Wenn ein Kunde plötzlich schweigt

Wenn ein Kunde schweigt, kann das Projekt stoppen, Fristen verschieben, Freigaben blockieren und Abrechnung verzögern.

Wenn ein Kunde plötzlich schweigt, stoppt das Projekt meist an der ersten Stelle, die Kundeneingabe braucht. Fristen rutschen, Entscheidungen bleiben offen, Teamkapazität wird blockiert und Arbeit kann unklar werden. Wenn Schweigen anhält, sollte Projekt als pausiert markiert werden. Beste Reaktion: Blocker dokumentieren, Antwortfrist setzen, Auswirkung erklären und alle Follow-ups im Projektverlauf festhalten.

1. Warum Kunden schweigen

Schweigen bedeutet nicht immer Desinteresse. Kunde kann beschäftigt sein, intern auf Freigabe warten, Budget klären oder unsicher sein. Manchmal ist Anfrage unklar oder falsche Person soll entscheiden.

 

Gefährlich wird Schweigen, wenn Team ohne Bestätigung weiterarbeitet oder wartet, ohne Auswirkung zu dokumentieren.

2. Was zuerst passiert

Zuerst geht Momentum verloren. Team kann Datei nicht finalisieren, Scope nicht bestätigen oder nächsten Meilenstein nicht starten.

 

Projekt wirkt aktiv, aber Blocker wachsen. Design wartet auf Assets, Entwicklung auf Inhalte, Finance auf Freigabe und Projektleitung auf Feedback.

3. Fristen verschieben sich

Zeitpläne hängen oft von Kundenantworten ab. Wenn Feedback Dienstag fällig ist und erst Montag kommt, bleibt Lieferung selten gleich.

 

Lege früh fest: Kundenverzug verschiebt Zeitplan. Beispiel: Feedback ist innerhalb von drei Arbeitstagen fällig. Verzögerte Freigaben können Timeline entsprechend verschieben.

4. Scope schützen

Schweigende Kunden kommen oft mit vielen Änderungen zurück. Manche sind normales Feedback, andere neuer Scope.

 

Halte fest, was angefragt, freigegeben, offen und Änderungswunsch ist. Wenn Kunde zurückkommt, vergleiche neue Wünsche mit vereinbartem Scope.

5. Abrechnung kann leiden

Wenn Rechnung von Meilensteinfreigabe abhängt, kann Schweigen Zahlung verzögern. Das trifft Cashflow, obwohl Arbeit erledigt ist.

 

Lege Review-Fristen und Akzeptanzregeln vor Projektstart fest. Kunde darf davon nicht überrascht werden.

6. Wann handeln

Nach verpasster Frist sende freundliche Erinnerung mit konkreter Aktion. Nach zwei oder drei Arbeitstagen erkläre Blocker und Timeline-Auswirkung. Nach einer Woche sende formale Pause-Warnung. Danach Projekt pausieren und Neustartbedingungen dokumentieren.

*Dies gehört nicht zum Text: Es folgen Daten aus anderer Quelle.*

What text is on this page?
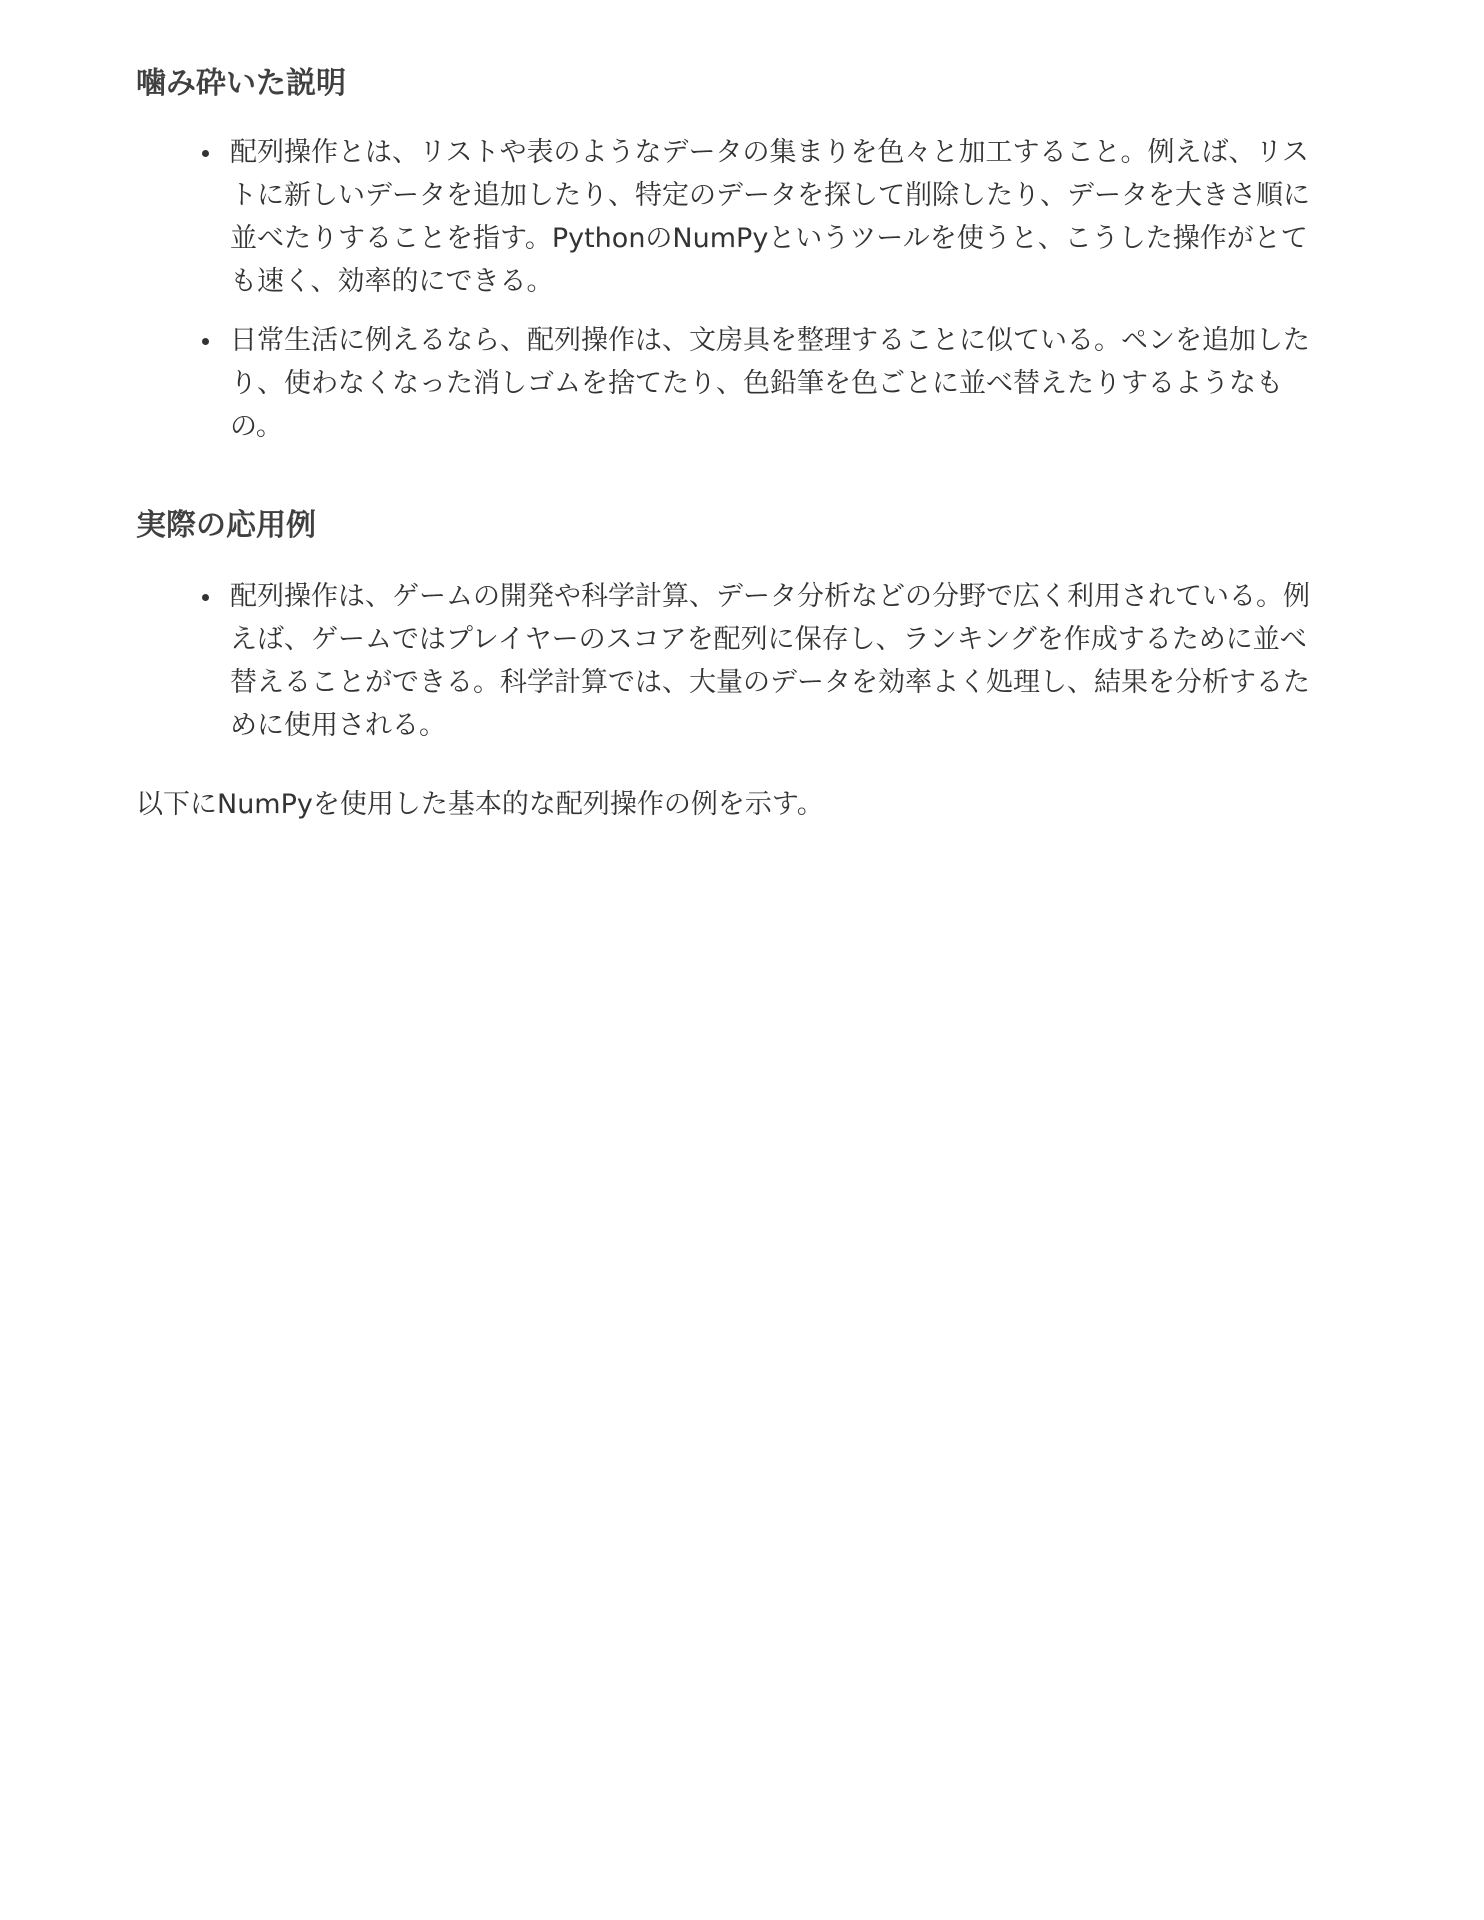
噛み砕いた説明
配列操作とは、リストや表のようなデータの集まりを色々と加工すること。例えば、リストに新しいデータを追加したり、特定のデータを探して削除したり、データを大きさ順に並べたりすることを指す。PythonのNumPyというツールを使うと、こうした操作がとても速く、効率的にできる。
日常生活に例えるなら、配列操作は、文房具を整理することに似ている。ペンを追加したり、使わなくなった消しゴムを捨てたり、色鉛筆を色ごとに並べ替えたりするようなもの。
実際の応用例
配列操作は、ゲームの開発や科学計算、データ分析などの分野で広く利用されている。例えば、ゲームではプレイヤーのスコアを配列に保存し、ランキングを作成するために並べ替えることができる。科学計算では、大量のデータを効率よく処理し、結果を分析するために使用される。

以下にNumPyを使用した基本的な配列操作の例を示す。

7. Gute Nachricht an Kunden

Schreibe klar und ruhig:

 

"Wir brauchen Freigabe für Homepage-Entwurf, bevor Umsetzung weitergeht. Feedback war Dienstag fällig. Wenn wir bis Freitag 15 Uhr keine Freigabe oder Änderungen erhalten, verschiebt sich Timeline um mindestens eine Woche und Phase wird pausiert."

8. FAQ

Was tun, wenn ein Kunde nicht antwortet?

Blockierte Arbeit dokumentieren, klare Erinnerung senden, Antwortfrist setzen, Timeline-Auswirkung erklären und Projekt pausieren, wenn Schweigen anhält.

Wie lange sollte man auf Kundenfeedback warten?

Für normales Feedback meist drei bis fünf Arbeitstage. Längere Reviews sollten vorab vereinbart werden.

Wie erinnert man einen nicht reagierenden Kunden?

Mit konkreter benötigter Aktion, Frist, blockierten Punkten und Konsequenz. Keine vagen Nachrichten wie "Gibt es Updates?"

Kann man ein Projekt pausieren, wenn Kunde nicht antwortet?

Ja, wenn Bedingungen in Vertrag, Kickoff-Notizen oder Projektpolicy dokumentiert sind.

Wie verhindert man Verzögerungen durch Kunden?

Mit Antwortfristen, klaren Entscheidern, zentralen Freigaben, frühen Erinnerungen und dokumentierter Timeline-Auswirkung.